The first ones that come into mind are gettimeofday() and settimeofday(). However, they take a struct timezone argument that doesn't make sense - even the man pages says "The use of the timezone structure is obsolete; the tz argument should normally be specified as NULL." And POSIX says "Applications should use the clock_gettime() function instead of the obsolescent gettimeofday() function."
The ...timeofday() functions work with microseconds while the clock_...time() functions work with nanoseconds. Given that we expect our targets to support only 1/10 of seconds the microseconds look preferable at first sight. However, already microseconds require the cc65 data type 'long' so it's not such a relevant difference to nanoseconds. Additionally clock_getres() seems useful.
In order to avoid code duplication clock_gettime() takes over the role of the actual time getter from _systime(). So time() now calls clock_gettime() instead of _systime().

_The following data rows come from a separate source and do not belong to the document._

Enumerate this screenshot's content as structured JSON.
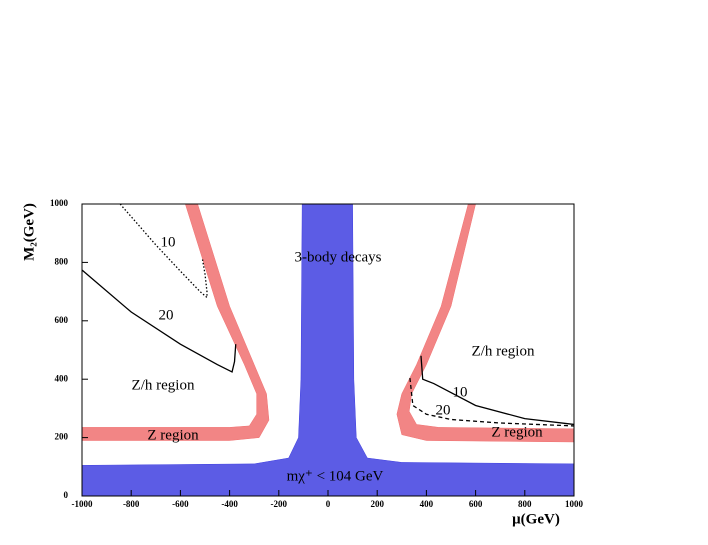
{
  "chart_data": {
    "type": "region",
    "xlabel": "μ(GeV)",
    "ylabel": "M₂(GeV)",
    "xlim": [
      -1000,
      1000
    ],
    "ylim": [
      0,
      1000
    ],
    "xticks": [
      -1000,
      -800,
      -600,
      -400,
      -200,
      0,
      200,
      400,
      600,
      800,
      1000
    ],
    "yticks": [
      0,
      200,
      400,
      600,
      800,
      1000
    ],
    "series": [
      {
        "color": "#4040e0",
        "fill": true,
        "x": [
          -1000,
          -1000,
          -300,
          -160,
          -120,
          -110,
          -105,
          100,
          105,
          115,
          160,
          300,
          1000,
          1000
        ],
        "y": [
          0,
          105,
          110,
          130,
          200,
          400,
          1000,
          1000,
          400,
          200,
          130,
          115,
          110,
          0
        ]
      },
      {
        "color": "#f07070",
        "fill": true,
        "x": [
          -1000,
          -400,
          -280,
          -240,
          -250,
          -300,
          -400,
          -530,
          -580,
          -450,
          -340,
          -290,
          -290,
          -320,
          -400,
          -1000
        ],
        "y": [
          190,
          190,
          200,
          260,
          350,
          450,
          650,
          1000,
          1000,
          650,
          450,
          350,
          280,
          240,
          235,
          235
        ]
      },
      {
        "color": "#f07070",
        "fill": true,
        "x": [
          1000,
          400,
          300,
          280,
          300,
          360,
          460,
          570,
          600,
          500,
          400,
          340,
          330,
          360,
          450,
          1000
        ],
        "y": [
          185,
          190,
          210,
          280,
          350,
          450,
          650,
          1000,
          1000,
          650,
          450,
          350,
          290,
          245,
          235,
          230
        ]
      },
      {
        "color": "#000000",
        "style": "dotted",
        "x": [
          -845,
          -700,
          -600,
          -520,
          -492,
          -492,
          -500,
          -510
        ],
        "y": [
          1000,
          860,
          770,
          700,
          680,
          700,
          760,
          810
        ]
      },
      {
        "color": "#000000",
        "style": "solid",
        "x": [
          -1000,
          -800,
          -600,
          -450,
          -390,
          -380,
          -375
        ],
        "y": [
          774,
          630,
          520,
          450,
          425,
          460,
          520
        ]
      },
      {
        "color": "#000000",
        "style": "solid",
        "x": [
          378,
          385,
          430,
          600,
          800,
          1000
        ],
        "y": [
          480,
          400,
          385,
          310,
          265,
          245
        ]
      },
      {
        "color": "#000000",
        "style": "dashed",
        "x": [
          333,
          345,
          400,
          500,
          700,
          1000
        ],
        "y": [
          404,
          310,
          280,
          262,
          250,
          240
        ]
      }
    ],
    "annotations": [
      "10",
      "20",
      "3-body decays",
      "Z/h region",
      "Z/h region",
      "10",
      "20",
      "Z region",
      "Z region",
      "mχ⁺ < 104 GeV"
    ]
  }
}
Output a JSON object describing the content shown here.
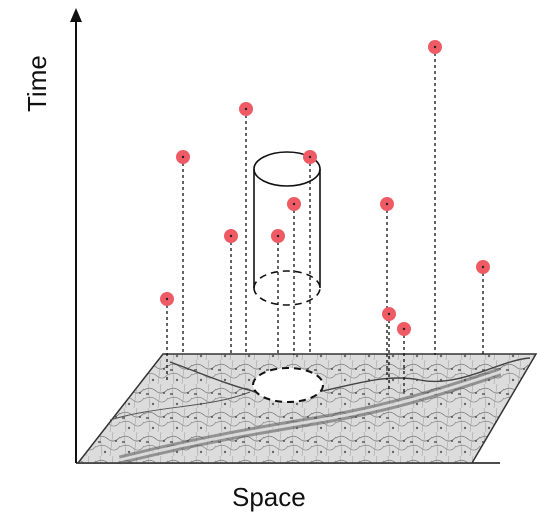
{
  "axes": {
    "x_label": "Space",
    "y_label": "Time"
  },
  "colors": {
    "event": "#ef5b65",
    "stroke": "#111111",
    "map_background": "#d9d9d9"
  },
  "events": [
    {
      "id": "e1",
      "time": 0.87,
      "space_col": 0.72
    },
    {
      "id": "e2",
      "time": 0.7,
      "space_col": 0.3
    },
    {
      "id": "e3",
      "time": 0.57,
      "space_col": 0.17
    },
    {
      "id": "e4",
      "time": 0.53,
      "space_col": 0.41
    },
    {
      "id": "e5",
      "time": 0.41,
      "space_col": 0.38
    },
    {
      "id": "e6",
      "time": 0.35,
      "space_col": 0.26
    },
    {
      "id": "e7",
      "time": 0.35,
      "space_col": 0.34
    },
    {
      "id": "e8",
      "time": 0.41,
      "space_col": 0.6
    },
    {
      "id": "e9",
      "time": 0.24,
      "space_col": 0.82
    },
    {
      "id": "e10",
      "time": 0.17,
      "space_col": 0.11
    },
    {
      "id": "e11",
      "time": 0.1,
      "space_col": 0.6
    },
    {
      "id": "e12",
      "time": 0.07,
      "space_col": 0.62
    }
  ]
}
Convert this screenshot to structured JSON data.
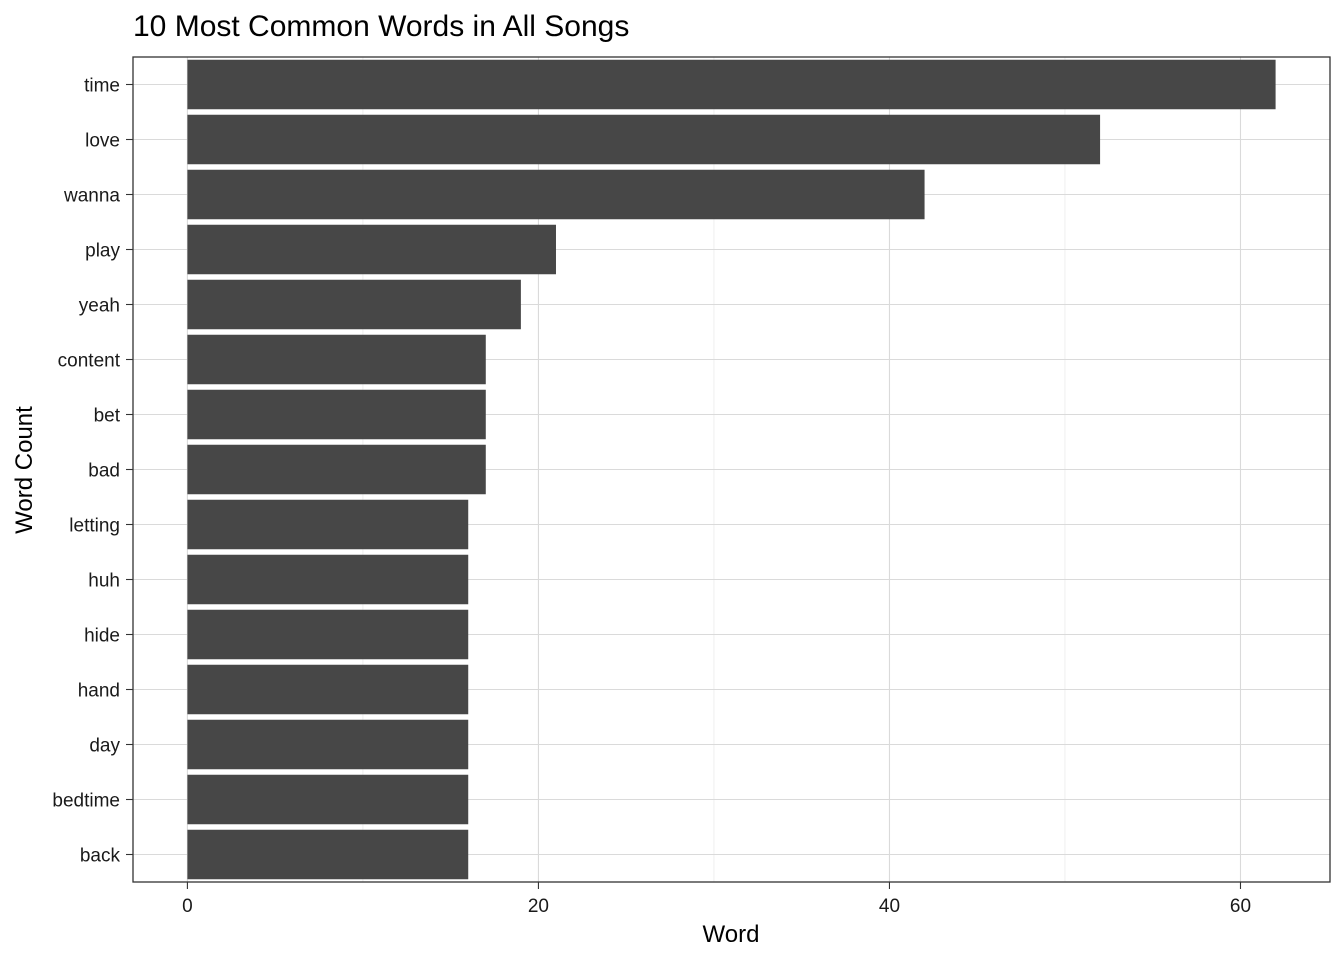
{
  "chart_data": {
    "type": "bar",
    "orientation": "horizontal",
    "title": "10 Most Common Words in All Songs",
    "xlabel": "Word",
    "ylabel": "Word Count",
    "categories": [
      "time",
      "love",
      "wanna",
      "play",
      "yeah",
      "content",
      "bet",
      "bad",
      "letting",
      "huh",
      "hide",
      "hand",
      "day",
      "bedtime",
      "back"
    ],
    "values": [
      62,
      52,
      42,
      21,
      19,
      17,
      17,
      17,
      16,
      16,
      16,
      16,
      16,
      16,
      16
    ],
    "x_ticks": [
      0,
      20,
      40,
      60
    ],
    "xlim": [
      -3.1,
      65.1
    ],
    "grid": true,
    "bar_color": "#474747",
    "grid_color": "#dadada",
    "panel_border_color": "#333333"
  }
}
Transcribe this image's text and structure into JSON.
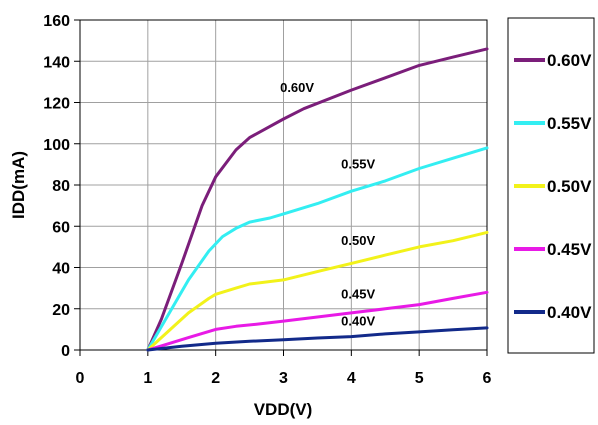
{
  "chart_data": {
    "type": "line",
    "title": "",
    "xlabel": "VDD(V)",
    "ylabel": "IDD(mA)",
    "xlim": [
      0,
      6
    ],
    "ylim": [
      0,
      160
    ],
    "xticks": [
      0,
      1,
      2,
      3,
      4,
      5,
      6
    ],
    "yticks": [
      0,
      20,
      40,
      60,
      80,
      100,
      120,
      140,
      160
    ],
    "grid": true,
    "legend_position": "right",
    "series": [
      {
        "name": "0.60V",
        "color": "#7B1E7A",
        "x": [
          1.0,
          1.2,
          1.5,
          1.8,
          2.0,
          2.3,
          2.5,
          3.0,
          3.3,
          4.0,
          4.5,
          5.0,
          5.5,
          6.0
        ],
        "y": [
          0,
          15,
          42,
          70,
          84,
          97,
          103,
          112,
          117,
          126,
          132,
          138,
          142,
          146
        ]
      },
      {
        "name": "0.55V",
        "color": "#33EEF2",
        "x": [
          1.0,
          1.3,
          1.6,
          1.9,
          2.1,
          2.3,
          2.5,
          2.8,
          3.0,
          3.5,
          4.0,
          4.5,
          5.0,
          5.5,
          6.0
        ],
        "y": [
          0,
          17,
          34,
          48,
          55,
          59,
          62,
          64,
          66,
          71,
          77,
          82,
          88,
          93,
          98
        ]
      },
      {
        "name": "0.50V",
        "color": "#F2F21A",
        "x": [
          1.0,
          1.3,
          1.6,
          1.9,
          2.0,
          2.3,
          2.5,
          3.0,
          3.5,
          4.0,
          4.5,
          5.0,
          5.5,
          6.0
        ],
        "y": [
          0,
          9,
          18,
          25,
          27,
          30,
          32,
          34,
          38,
          42,
          46,
          50,
          53,
          57
        ]
      },
      {
        "name": "0.45V",
        "color": "#E81AE6",
        "x": [
          1.0,
          1.3,
          1.6,
          2.0,
          2.3,
          2.6,
          3.0,
          3.5,
          4.0,
          4.5,
          5.0,
          5.5,
          6.0
        ],
        "y": [
          0,
          3,
          6,
          10,
          11.5,
          12.5,
          14,
          16,
          18,
          20,
          22,
          25,
          28
        ]
      },
      {
        "name": "0.40V",
        "color": "#122A8A",
        "x": [
          1.0,
          1.5,
          2.0,
          2.5,
          3.0,
          3.5,
          4.0,
          4.5,
          5.0,
          5.5,
          6.0
        ],
        "y": [
          0,
          1.8,
          3.3,
          4.2,
          5.0,
          5.8,
          6.5,
          7.8,
          8.8,
          9.8,
          10.7
        ]
      }
    ],
    "curve_labels": [
      {
        "text": "0.60V",
        "x": 2.95,
        "y": 125
      },
      {
        "text": "0.55V",
        "x": 3.85,
        "y": 88
      },
      {
        "text": "0.50V",
        "x": 3.85,
        "y": 51
      },
      {
        "text": "0.45V",
        "x": 3.85,
        "y": 25
      },
      {
        "text": "0.40V",
        "x": 3.85,
        "y": 12
      }
    ]
  }
}
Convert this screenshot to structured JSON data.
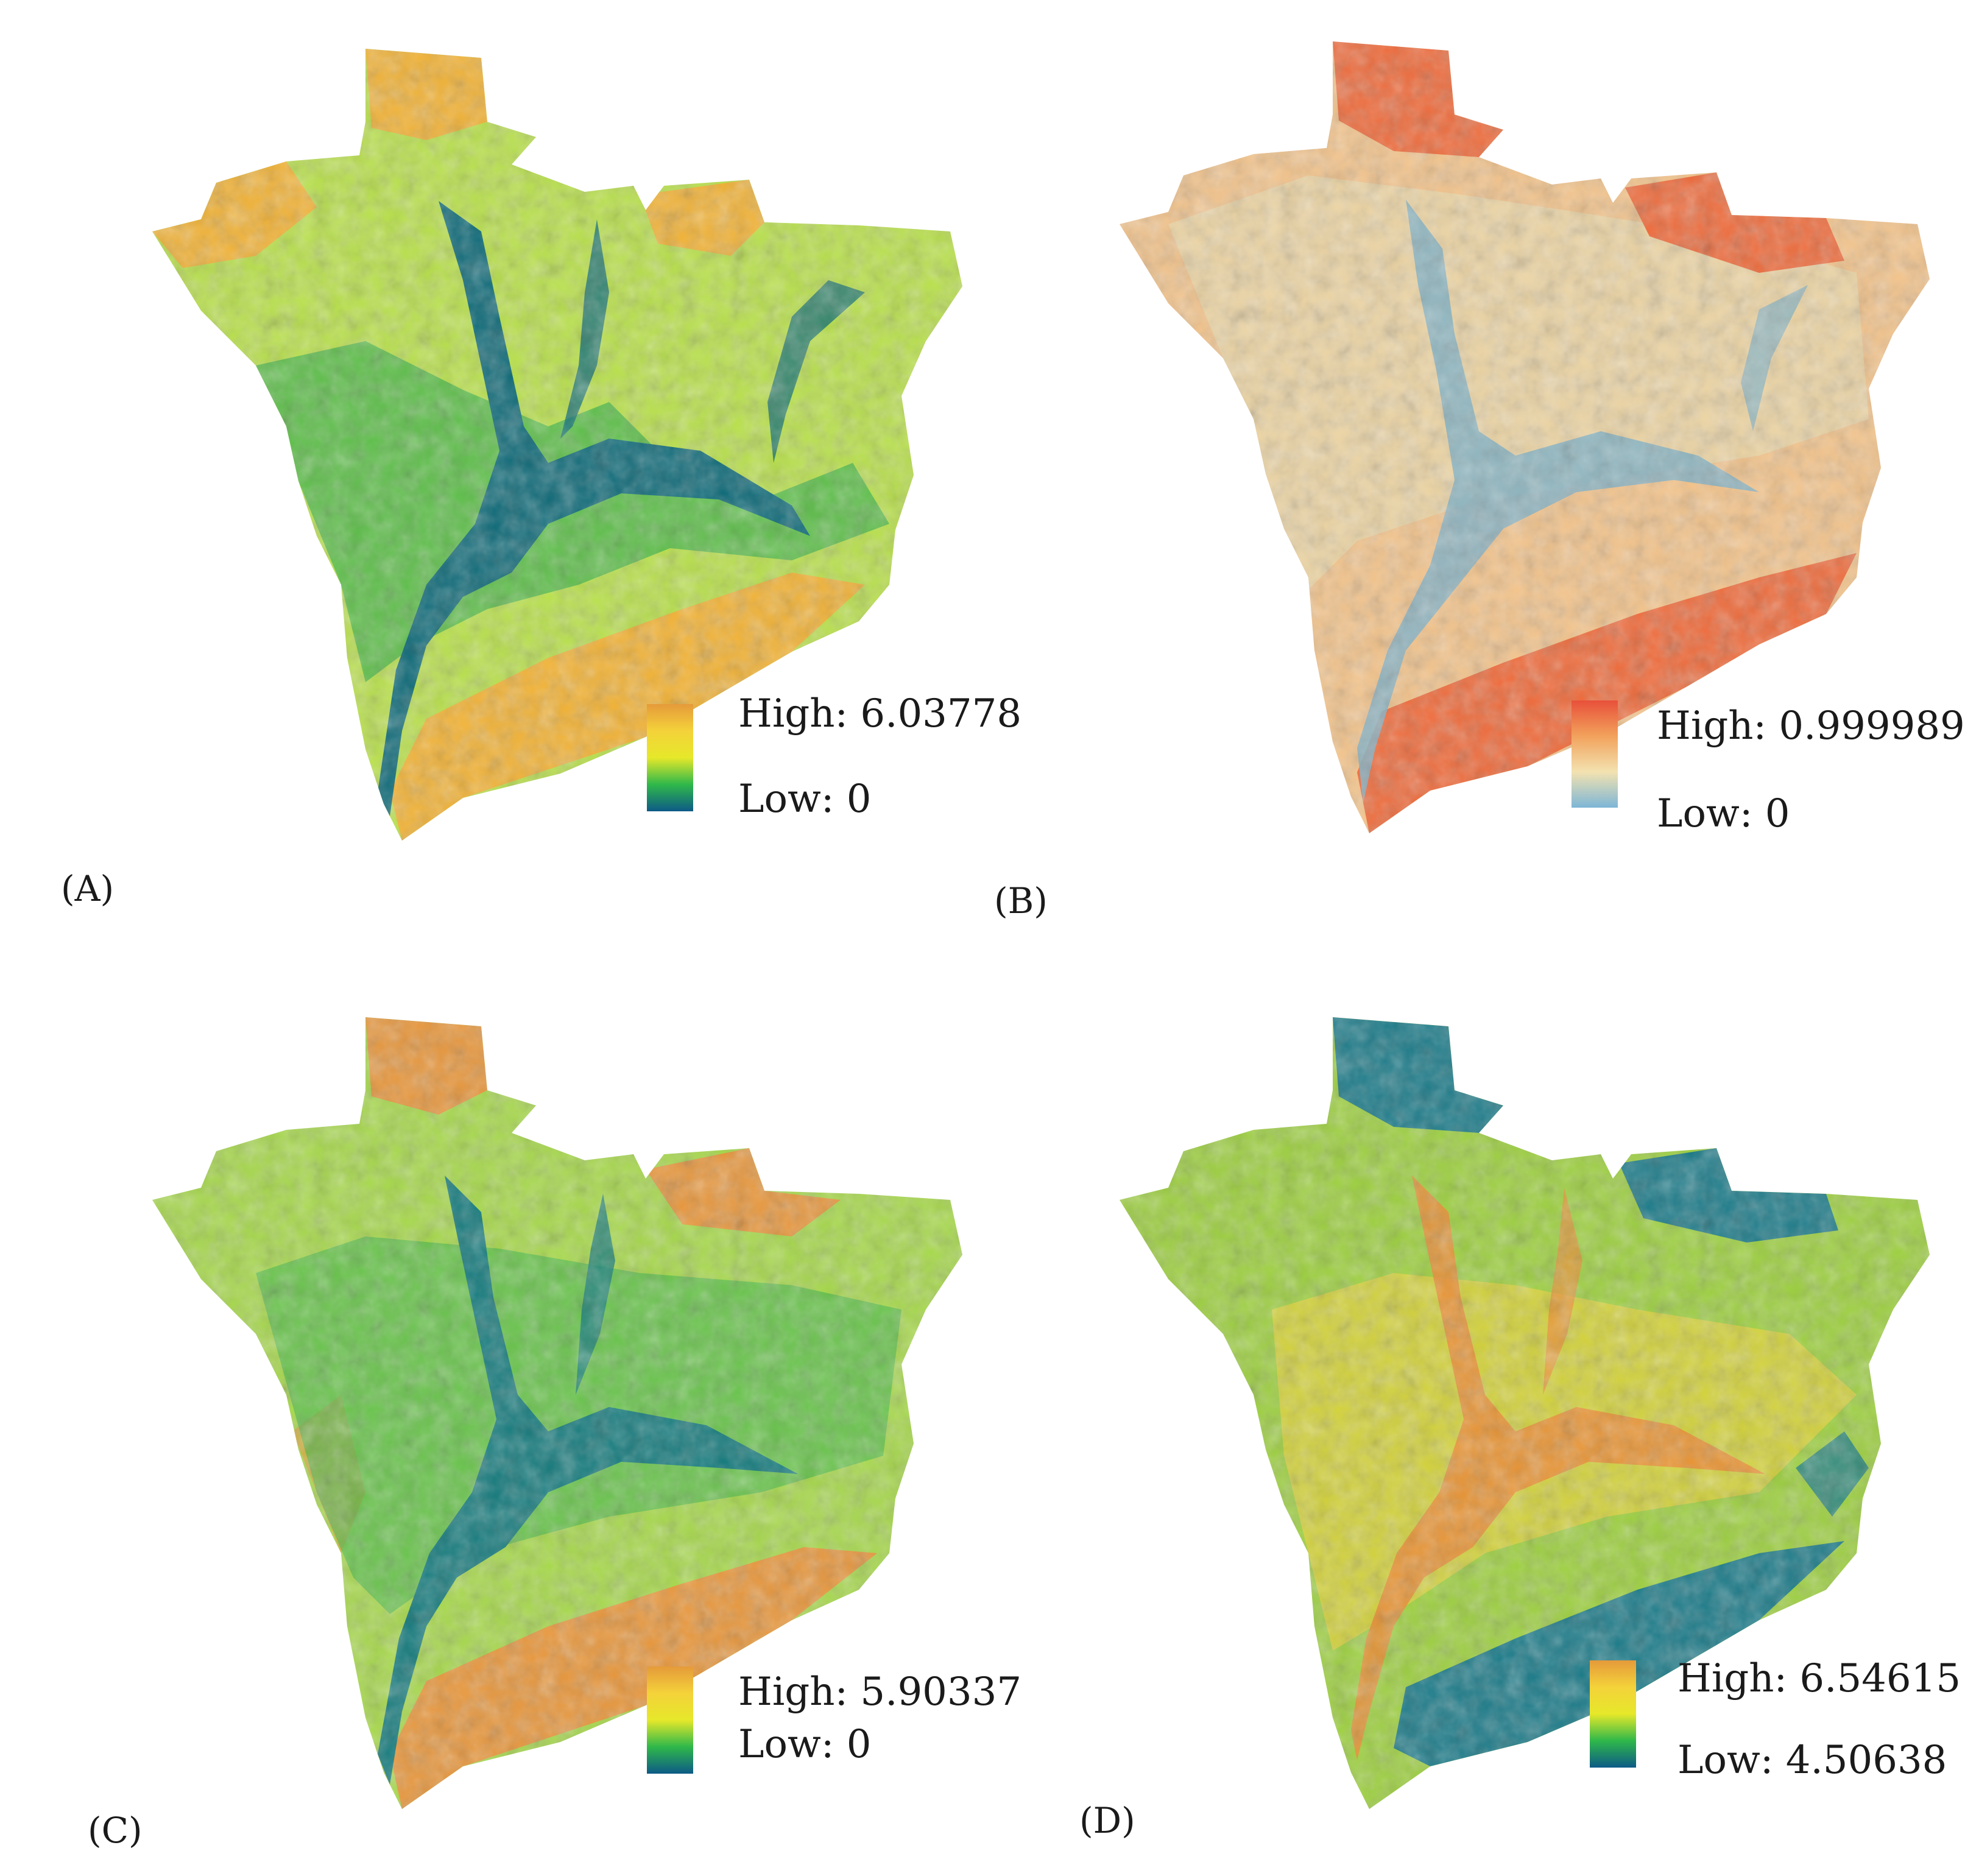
{
  "panels": [
    {
      "id": "A",
      "label": "(A)",
      "legend": {
        "high": "High: 6.03778",
        "low": "Low: 0"
      },
      "colors": {
        "base": "#b8e04a",
        "low": "#0e6a78",
        "mid": "#3fb34a",
        "high": "#f2b234"
      },
      "colormap": [
        "#e59a3a",
        "#f4d23a",
        "#e6e82a",
        "#2fb84a",
        "#0d5a86"
      ]
    },
    {
      "id": "B",
      "label": "(B)",
      "legend": {
        "high": "High: 0.999989",
        "low": "Low: 0"
      },
      "colors": {
        "base": "#f3c38a",
        "low": "#7fb0c6",
        "mid": "#e8dcae",
        "high": "#ef6a3a"
      },
      "colormap": [
        "#e8503a",
        "#f2a25c",
        "#f3e2b0",
        "#7db6d6"
      ]
    },
    {
      "id": "C",
      "label": "(C)",
      "legend": {
        "high": "High: 5.90337",
        "low": "Low: 0"
      },
      "colors": {
        "base": "#a6d84a",
        "low": "#147a7c",
        "mid": "#3fb54c",
        "high": "#e8963a"
      },
      "colormap": [
        "#e59a3a",
        "#f4d23a",
        "#e6e82a",
        "#2fb84a",
        "#0d5a86"
      ]
    },
    {
      "id": "D",
      "label": "(D)",
      "legend": {
        "high": "High: 6.54615",
        "low": "Low: 4.50638"
      },
      "colors": {
        "base": "#9ccf3e",
        "low": "#1a7a88",
        "mid": "#e4d23a",
        "high": "#ec8a34"
      },
      "colormap": [
        "#e59a3a",
        "#f4d23a",
        "#e6e82a",
        "#2fb84a",
        "#0d5a86"
      ]
    }
  ]
}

For some reason beyond my understanding _systime() was mentioned in time.h. _systime() worked exactly like e.g. _sysremove() and those _sys...() functions are all considered internal. The only reason I could see would be a performance gain of bypassing the time() wrapper. However, all known _systime() implementations internally called mktime(). And mktime() is implemented in C using an iterative algorithm so I really can't see what would be left to gain here. From that perspective I decided to just remove _systime().
So far time_t values were interpreted as local time values. However, usually time_t values are to be interpreted as "seconds since 1 Jan 1970 in UTC". Therefore all logic handling time_t values has to be changed.
- So far gmtime() called localtime() with an adjusted time_t, now localtime() calls gmtime() with an adjusted time_t.
- mktime() has to do "the opposite" of localtime(), to keep it that way mktime() does now the inverse adjustment made by localtime().
- All currently present time() implementations internally call mktime() so they don't require individual adjustments.